The Secret Life of Machines (1988) s03e05 Episode Script

The Photocopier

"Goodbye, seeya Monday.
" "Goodbyeee!" "Good bye dear.
" [Jazzy music: 'The Russians Are Coming' - Val Bennett.]
[Jazzy music: 'The Russians Are Coming' - Val Bennett.]
[photocopier noises.]
Tim: The photocopier has become an indispensable part of any modern office.
Every bit of paper that goes in and out of an office gets copied, usually more than once.
The machines themselves remain rather mysterious black boxes.
And have an infuriating habit of going wrong just when you want to copy something in a hurry.
In this programme, Rex and I are going to try and, er, demystify these ingenious, but often infuriating, machines.
Before the photocopier was invented, there were many different methods of copying documents available.
But they were all slow and inconvenient.
[Ding!.]
Thermal machines from the '50s involved a complicated sequence of intermediate stages, and only produced the final copies on special chemical paper.
The most common way of making multiple copies was the duplicator.
But the original had to be specially typed on a wax stencil.
The typing perforated the wax, allowing the ink through onto the copies.
The Victorians invented the copybook.
The page was damp, so it absorbed some of the ink from the original, when pressed against it.
[squeaking screw.]
Copybooks were still used for legal documents until the 1950s.
But even before the copybook, a chemical process had been invented for copying engineering drawings.
A mixture of these two chemicals is first, er, spread on a bit of paper And then the drawing to be copied is put on top.
And this is now exposed to a very bright light.
Arc lights were often used, early electric arc lights like this.
[buzzing of arc.]
Well anyway, this actually takes rather a long time, so I've done one already, that I've prepared earlier.
A bit like a cookery programme(!) Erm Here it is.
Well it doesn't, er, look very promising, but if I now spread another chemical on it, the image should start to appear.

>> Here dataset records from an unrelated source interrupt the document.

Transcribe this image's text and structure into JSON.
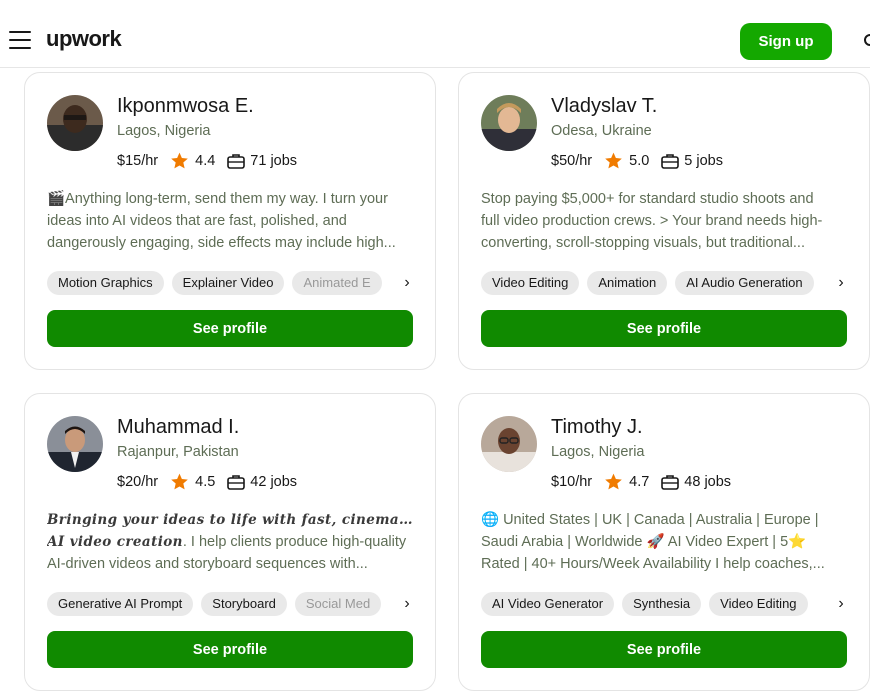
{
  "header": {
    "logo": "upwork",
    "signup_label": "Sign up"
  },
  "cards": [
    {
      "name": "Ikponmwosa E.",
      "location": "Lagos, Nigeria",
      "rate": "$15/hr",
      "rating": "4.4",
      "jobs": "71 jobs",
      "desc_lines": [
        "🎬Anything long-term, send them my way. I turn your",
        "ideas into AI videos that are fast, polished, and",
        "dangerously engaging, side effects may include high..."
      ],
      "skills": [
        "Motion Graphics",
        "Explainer Video",
        "Animated E"
      ],
      "cta": "See profile"
    },
    {
      "name": "Vladyslav T.",
      "location": "Odesa, Ukraine",
      "rate": "$50/hr",
      "rating": "5.0",
      "jobs": "5 jobs",
      "desc_lines": [
        "Stop paying $5,000+ for standard studio shoots and",
        "full video production crews. > Your brand needs high-",
        "converting, scroll-stopping visuals, but traditional..."
      ],
      "skills": [
        "Video Editing",
        "Animation",
        "AI Audio Generation"
      ],
      "cta": "See profile"
    },
    {
      "name": "Muhammad I.",
      "location": "Rajanpur, Pakistan",
      "rate": "$20/hr",
      "rating": "4.5",
      "jobs": "42 jobs",
      "desc_line1_styled": "Bringing your ideas to life with fast, cinematic",
      "desc_line2_styled": "AI video creation",
      "desc_line2_rest": ". I help clients produce high-quality",
      "desc_line3": "AI-driven videos and storyboard sequences with...",
      "skills": [
        "Generative AI Prompt",
        "Storyboard",
        "Social Med"
      ],
      "cta": "See profile"
    },
    {
      "name": "Timothy J.",
      "location": "Lagos, Nigeria",
      "rate": "$10/hr",
      "rating": "4.7",
      "jobs": "48 jobs",
      "desc_lines": [
        "🌐 United States | UK | Canada | Australia | Europe |",
        "Saudi Arabia | Worldwide 🚀 AI Video Expert | 5⭐",
        "Rated | 40+ Hours/Week Availability I help coaches,..."
      ],
      "skills": [
        "AI Video Generator",
        "Synthesia",
        "Video Editing"
      ],
      "cta": "See profile"
    }
  ],
  "colors": {
    "brand_green": "#14a800",
    "button_green": "#108a00",
    "star": "#f07b00"
  },
  "icons": [
    "menu-icon",
    "search-icon",
    "star-icon",
    "briefcase-icon",
    "chevron-right-icon"
  ]
}
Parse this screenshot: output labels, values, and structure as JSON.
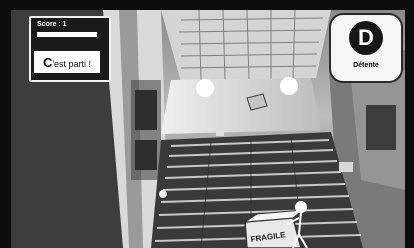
{
  "hud": {
    "score_label": "Score : 1",
    "message_initial": "C",
    "message_rest": "'est parti !"
  },
  "mode": {
    "letter": "D",
    "label": "Détente"
  },
  "scene": {
    "box_label": "FRAGILE",
    "description_icons": [
      "flying-box-icon",
      "stick-figure-icon",
      "fragile-box-icon"
    ]
  }
}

And then just have to wash the chemicals all off now.
And a dye, Prussian blue, is left impregnated in paper, on the bits which have been exposed to the light.
Well the process has actually been obsolete for over 50 years now, but the word 'blueprint' has become stuck in the language.
Wet chemical systems were also developed for the office.
[music.]
[music.]
Voiceover: Two minutes is the time needed to deliver the print.
And she'll get not a negative, with all blacks and whites reversed, but a direct copy of the original.
That's positive.
No trays to bother about either, she just brushes on the developer, then watches while the picture appears.
[music.]
Fixed in much the same way, the copy is now squeezed dry.
It's just too bad the outfit doesn't include properly watermarked paper for copying bank notes! [music.]
The idea that revolutionised copying, came from an unassuming American patent lawyer called Chester Carlson.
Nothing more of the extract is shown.